Mais ce qui est le plus pénalisant pour les usagers c’est lorsque l’administration ferme carrément ses guichets (comme pour les cartes grises) ou ne répond pas aux sollicitations, y compris du Défenseur des droits. Au hit-parade des abonnés absents, l’Agence nationale de l’habitat (ANAH) qui gère notamment la Prim’renov, la Caisse nationale d’assurance vieillesse (CNAV) et les préfectures : « L’ANAH où nous n’avons pas d’interlocuteur identifié est injoignable. Les délais de contact avec la CNAV sont insensés, même pour nous. Quant aux préfectures, la mise en place des prises de rendez-vous uniquement via Internet fonctionne très mal (voir encadré, p. 37), par exemple, pour les dossiers de naturalisation. Cela a abouti à des situations de blocages récurrentes. Le délai de traitement des dossiers de naturalisation se compte parfois en années et pour les titres de séjour le délai d’attente pour une décision est de l’ordre de neuf à douze mois », témoigne Marie-Anne Jacquery, déléguée du Défenseur des droits pour la Seine-et-Marne qui tient aussi à signaler que « derrière de telles situations, il y a cependant des fonctionnaires qui souffrent car ils n’ont pas le temps de traiter correctement les dossiers ». En cause les réductions d’effectifs qui conduisent à faire porter les efforts sur les domaines les plus « urgents » comme les titres de séjour et sur la lutte contre la fraude aux prestations sociales, mais aussi à recourir à des vacataires notamment sur les plateformes téléphoniques et l’accueil physique lorsqu’il est maintenu : « Le problème de ce type d’emplois externalisés est que le turn-over y est important. Les travailleurs sociaux nous rapportent qu’ils sont obligés d’appeler 2 ou 3 interlocuteurs pour être sûrs que les réponses faites à leurs questions ne seront pas en contradiction », relève Daniel Agacinski, délégué général à la médiation, auprès de Claire Hédon, la Défenseure des droits. Une institution qui traite les réclamations des usagers, mais qui fait également remonter à qui de droit les informations sur les dysfonctionnements récurrents qu’elle constate afin de faire évoluer législations et procédures (voir encadré).

Au hit-parade des abonnés absents, l’Agence nationale de l’habitat (ANAH) qui gère notamment la Prim’renov, la Caisse nationale d’assurance vieillesse (CNAV) et les préfectures.

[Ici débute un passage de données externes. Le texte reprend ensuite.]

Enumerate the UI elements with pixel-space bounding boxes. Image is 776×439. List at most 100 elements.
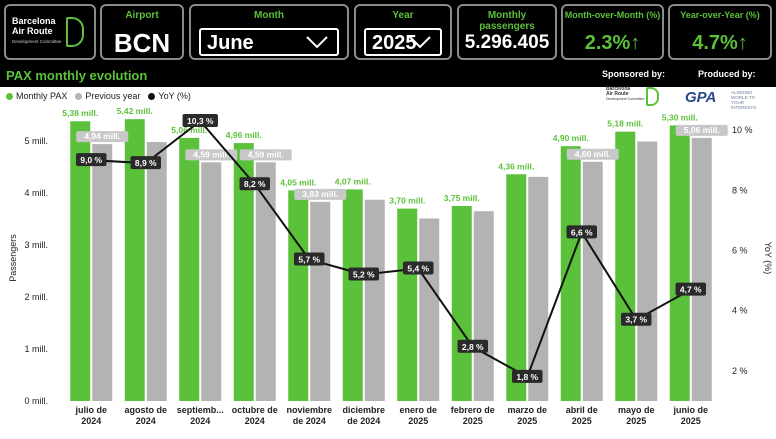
yoy-data-label: 9,0 %: [80, 155, 102, 165]
legend-item-yoy[interactable]: YoY (%): [148, 91, 191, 101]
previous-label-bg: [566, 148, 619, 160]
legend-label-yoy: YoY (%): [158, 91, 191, 101]
monthly-pax-data-label: 3,70 mill.: [389, 196, 425, 206]
sponsor-logo-line-2: Air Route: [606, 91, 629, 97]
previous-year-bar: [582, 161, 603, 401]
previous-year-bar: [310, 201, 331, 401]
x-tick-label: diciembre: [342, 405, 385, 415]
monthly-pax-bar: [451, 206, 472, 401]
mom-label: Month-over-Month (%): [564, 10, 661, 20]
airport-value: BCN: [113, 28, 171, 58]
legend-dot-icon: [148, 92, 156, 100]
month-select[interactable]: June: [199, 28, 339, 56]
produced-label: Produced by:: [698, 69, 756, 79]
x-tick-label: 2024: [81, 416, 101, 426]
logo-line-2: Air Route: [12, 26, 53, 36]
mom-card: Month-over-Month (%) 2.3%↑: [561, 4, 664, 60]
month-label: Month: [254, 10, 284, 21]
logo-subtitle: Development Committee: [12, 39, 62, 44]
yoy-data-label: 8,2 %: [244, 179, 266, 189]
y-tick-label: 1 mill.: [24, 344, 48, 354]
yoy-label-bg: [130, 156, 161, 170]
previous-label-bg: [675, 124, 728, 136]
previous-year-bar: [419, 218, 440, 401]
logo-line-1: Barcelona: [12, 16, 56, 26]
monthly-pax-data-label: 5,30 mill.: [662, 112, 698, 122]
monthly-pax-data-label: 4,36 mill.: [498, 161, 534, 171]
monthly-pax-data-label: 5,38 mill.: [62, 108, 98, 118]
monthly-pax-bar: [397, 208, 418, 401]
x-tick-label: 2024: [245, 416, 265, 426]
monthly-pax-data-label: 4,05 mill.: [280, 177, 316, 187]
sponsor-logo-line-3: Development Committee: [606, 97, 645, 101]
previous-data-label: 4,60 mill.: [575, 149, 611, 159]
month-select-value: June: [207, 32, 254, 54]
yoy-data-label: 2,8 %: [462, 342, 484, 352]
legend-item-current[interactable]: Monthly PAX: [6, 91, 67, 101]
previous-data-label: 4,59 mill.: [248, 149, 284, 159]
previous-data-label: 3,83 mill.: [302, 189, 338, 199]
sponsor-logo-line-1: Barcelona: [606, 86, 631, 92]
year-select[interactable]: 2025: [364, 28, 442, 56]
y2-axis-title: YoY (%): [763, 242, 773, 275]
monthly-pax-bar: [560, 146, 581, 401]
legend-label-current: Monthly PAX: [16, 91, 68, 101]
producer-tagline-line-3: YOUR INTERESTS: [731, 100, 757, 110]
yoy-data-label: 5,4 %: [407, 264, 429, 274]
arrow-up-icon: ↑: [737, 32, 748, 54]
x-tick-label: junio de: [673, 405, 709, 415]
y2-tick-label: 4 %: [732, 306, 748, 316]
chevron-down-icon: [306, 36, 328, 49]
pax-card: Monthly passengers 5.296.405: [457, 4, 557, 60]
pax-chart: Passengers YoY (%) 0 mill. 1 mill. 2 mill. 3 …: [8, 106, 773, 426]
yoy-label-bg: [182, 114, 218, 128]
legend-dot-icon: [75, 92, 83, 100]
y-tick-label: 0 mill.: [24, 396, 48, 406]
y2-tick-label: 6 %: [732, 245, 748, 255]
yoy-label-bg: [566, 225, 597, 239]
previous-label-bg: [294, 188, 347, 200]
yoy-data-label: 4,7 %: [680, 285, 702, 295]
producer-tagline-line-2: WORLD TO: [731, 95, 756, 100]
monthly-pax-bar: [288, 190, 309, 401]
legend-item-previous[interactable]: Previous year: [75, 91, 140, 101]
x-tick-label: marzo de: [507, 405, 547, 415]
previous-data-label: 4,59 mill.: [193, 149, 229, 159]
monthly-pax-data-label: 3,75 mill.: [444, 193, 480, 203]
airport-label: Airport: [125, 10, 159, 21]
producer-tagline-line-1: ALIGNING: [731, 90, 753, 95]
monthly-pax-bar: [70, 121, 91, 402]
x-tick-label: octubre de: [232, 405, 278, 415]
previous-year-bar: [146, 142, 167, 401]
x-tick-label: 2024: [190, 416, 210, 426]
x-tick-label: abril de: [566, 405, 598, 415]
yoy-data-label: 6,6 %: [571, 227, 593, 237]
year-label: Year: [392, 10, 414, 21]
previous-label-bg: [185, 149, 238, 161]
x-tick-label: julio de: [75, 405, 108, 415]
legend-label-previous: Previous year: [85, 91, 141, 101]
y-axis-title: Passengers: [8, 234, 18, 282]
chart-title-bar: PAX monthly evolution Sponsored by: Prod…: [0, 65, 776, 87]
year-select-value: 2025: [372, 32, 417, 54]
y2-tick-label: 2 %: [732, 366, 748, 376]
monthly-pax-bar: [506, 174, 527, 401]
yoy-data-label: 5,2 %: [353, 270, 375, 280]
yoy-data-label: 8,9 %: [135, 158, 157, 168]
x-tick-label: mayo de: [618, 405, 655, 415]
previous-data-label: 4,94 mill.: [84, 131, 120, 141]
y-tick-label: 2 mill.: [24, 292, 48, 302]
x-tick-label: 2025: [681, 416, 701, 426]
sponsor-mark-icon: [646, 87, 659, 106]
y-tick-label: 5 mill.: [24, 136, 48, 146]
previous-year-bar: [364, 199, 385, 401]
logo-text: Barcelona Air Route: [12, 16, 56, 36]
monthly-pax-bar: [669, 125, 690, 402]
x-tick-label: noviembre: [286, 405, 332, 415]
x-tick-label: 2025: [463, 416, 483, 426]
producer-logo-mark: GPA: [685, 89, 717, 106]
monthly-pax-bar: [342, 189, 363, 401]
x-tick-label: febrero de: [451, 405, 495, 415]
chart-title: PAX monthly evolution: [6, 68, 148, 83]
previous-label-bg: [239, 149, 292, 161]
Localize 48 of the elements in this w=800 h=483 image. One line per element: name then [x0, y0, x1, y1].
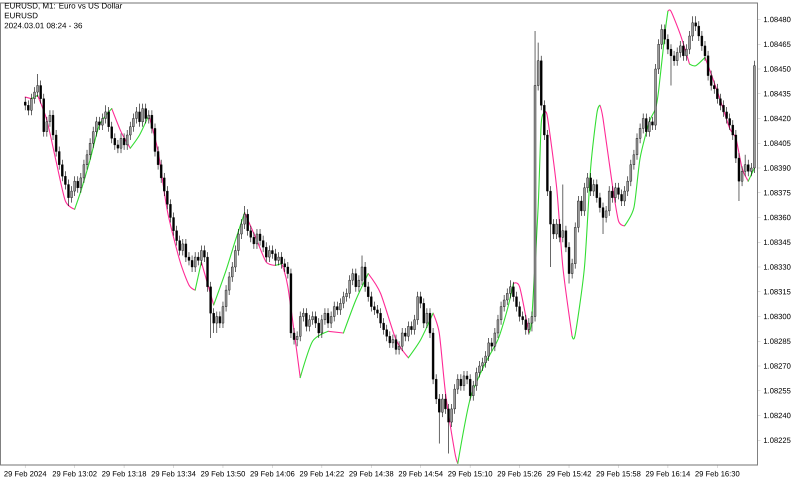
candlestick	[190, 255, 194, 272]
candlestick	[268, 245, 271, 262]
candlestick	[216, 311, 218, 334]
candlestick	[682, 40, 685, 62]
candlestick	[256, 228, 258, 250]
candlestick	[354, 268, 358, 292]
candlestick	[592, 179, 595, 196]
candlestick	[462, 370, 466, 392]
candlestick	[410, 321, 413, 335]
candlestick	[614, 182, 617, 203]
candlestick	[27, 100, 30, 116]
candlestick	[184, 238, 188, 262]
annotation: 2024.03.01 08:24 - 36	[4, 22, 82, 28]
candlestick	[555, 218, 558, 240]
candlestick	[336, 301, 338, 316]
candlestick	[589, 172, 592, 196]
candlestick	[24, 96, 26, 111]
candlestick	[392, 334, 394, 348]
candlestick	[441, 394, 444, 418]
candlestick	[394, 334, 398, 355]
candlestick	[274, 248, 277, 266]
candlestick	[400, 328, 404, 352]
candlestick	[182, 238, 184, 256]
candlestick	[305, 308, 308, 332]
candlestick	[299, 311, 302, 342]
text: EURUSD	[4, 12, 38, 18]
candlestick	[122, 133, 126, 150]
candlestick	[277, 252, 280, 266]
chart-title: EURUSD, M1: Euro vs US Dollar	[4, 2, 122, 10]
candlestick	[120, 133, 122, 154]
candlestick	[200, 245, 203, 266]
candlestick	[645, 113, 648, 137]
candlestick	[138, 103, 141, 128]
candlestick	[407, 321, 410, 342]
candlestick	[326, 308, 330, 328]
candlestick	[308, 314, 311, 332]
candlestick	[98, 116, 101, 130]
candlestick	[194, 252, 196, 272]
candlestick	[648, 116, 651, 137]
candlestick	[141, 103, 144, 128]
candlestick	[76, 176, 79, 194]
candlestick	[197, 252, 200, 266]
candlestick	[524, 314, 527, 335]
candlestick	[144, 103, 147, 124]
candlestick	[460, 374, 462, 392]
candlestick	[280, 252, 283, 269]
candlestick	[468, 374, 472, 401]
candlestick	[747, 159, 750, 177]
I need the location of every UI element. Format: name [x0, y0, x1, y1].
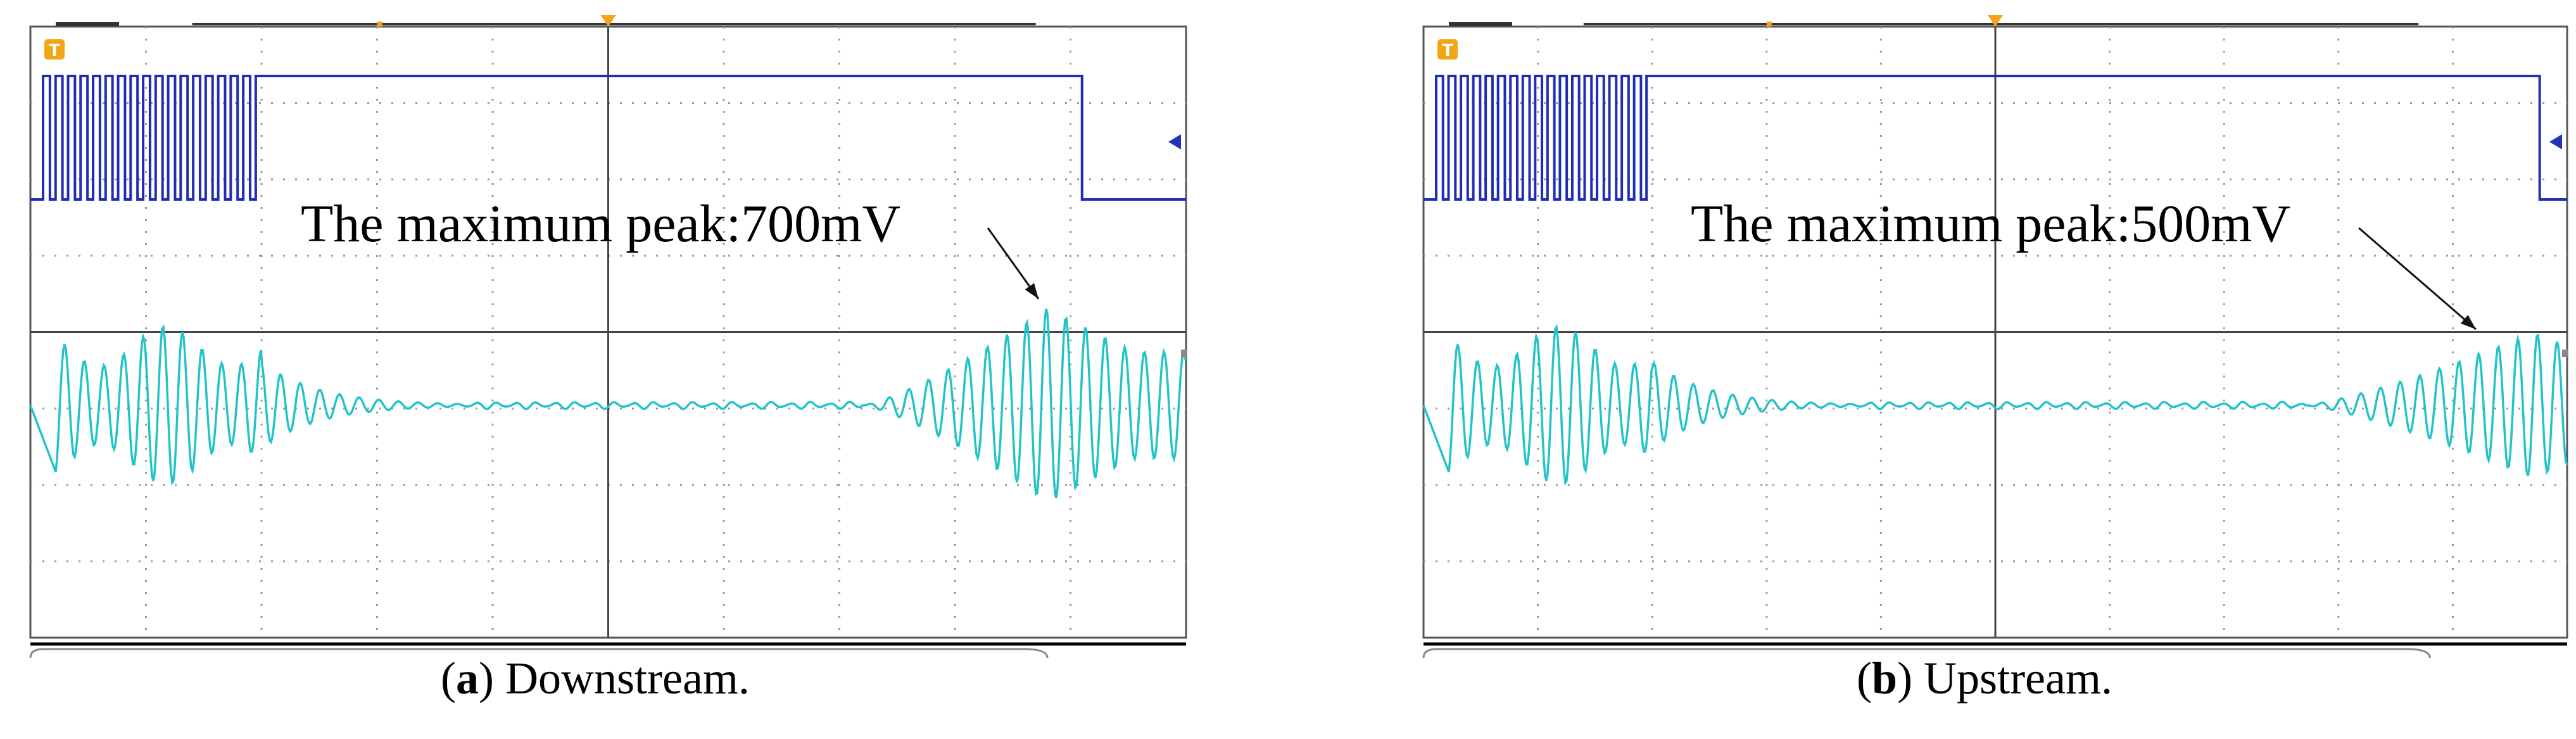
- peak-arrow-head: [1025, 282, 1039, 299]
- ch1-level-marker-icon: [1168, 134, 1181, 149]
- trigger-icon-label: T: [49, 41, 60, 60]
- caption-label-b: b: [1872, 653, 1898, 704]
- caption-b: (b) Upstream.: [1857, 653, 2112, 704]
- caption-text-a: Downstream.: [505, 653, 750, 704]
- peak-arrow-head: [2460, 315, 2476, 329]
- trigger-position-marker-icon: [1988, 15, 2003, 27]
- trigger-icon: [1437, 39, 1458, 60]
- peak-annotation-b: The maximum peak:500mV: [1691, 194, 2291, 253]
- scope-screen-a: T: [29, 15, 1187, 659]
- ch2-level-marker-icon: [1181, 350, 1187, 357]
- trigger-position-marker-icon: [600, 15, 616, 27]
- caption-a: (a) Downstream.: [441, 653, 750, 704]
- ch2-echo-signal: [29, 308, 1187, 498]
- peak-arrow-line: [2358, 227, 2477, 331]
- pretrigger-marker-icon: [1766, 22, 1772, 27]
- caption-text-b: Upstream.: [1924, 653, 2112, 704]
- pretrigger-marker-icon: [377, 22, 382, 27]
- ch1-square-wave: [30, 75, 1186, 201]
- ch2-level-marker-icon: [2562, 350, 2568, 357]
- ch1-level-marker-icon: [2549, 134, 2562, 149]
- bottom-bracket: [1422, 648, 2431, 659]
- bottom-bracket: [29, 648, 1049, 659]
- scope-screen-b: T: [1422, 15, 2568, 659]
- trigger-icon-label: T: [1442, 41, 1453, 60]
- trigger-icon: [44, 39, 65, 60]
- ch1-square-wave: [1424, 75, 2567, 201]
- ch2-echo-signal: [1422, 324, 2568, 486]
- peak-annotation-a: The maximum peak:700mV: [301, 194, 901, 253]
- caption-label-a: a: [456, 653, 479, 704]
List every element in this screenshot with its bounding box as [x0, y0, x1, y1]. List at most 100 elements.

Ceux qui élaborent les lois, ceux qui développent les outils numériques agissent selon ce que Roland Barthes appelait un « anthropomorphisme de classe » fondé sur une mythologie qui conduit à une impuissance à imaginer l’autre7. Aujourd’hui ce mythe du numérique contemporain, cette « mise en pilotage automatique des affaires humaines », selon Alain Supiot8, amène à ignorer les difficultés d’acculturation au numérique de millions d’usagers, à exclure les notions de proximité et de confiance dans les relations usagers-administration, à étendre le phénomène du non-recours aux droits sociaux, la complexité des procédures finissant par décourager certains citoyens, à susciter des comportements délictueux (cas des cartes grises), à frustrer des agents qui ne peuvent plus effectuer leur travail correctement, ou encore à alimenter des comportements de violence aux guichets : « Ceux qui se sont heurtés à une série de murs numériques ou téléphoniques ont un niveau élevé d’exaspération, de colère, qui retombe sur les derniers agents encore présents aux guichets, ce qui a pour effet de les fragiliser », observe Daniel Agacinski. Ce d’autant plus que sur un plan général, à savoir celui de l’État social, des tensions très concrètes naissent : « Lorsqu’un “système fini” est tendanciellement révisé à la baisse alors que la “demande infinie” à laquelle il est censé faire face se maintient quand elle ne va pas croissant », soulignait Vincent Dubois en 2010.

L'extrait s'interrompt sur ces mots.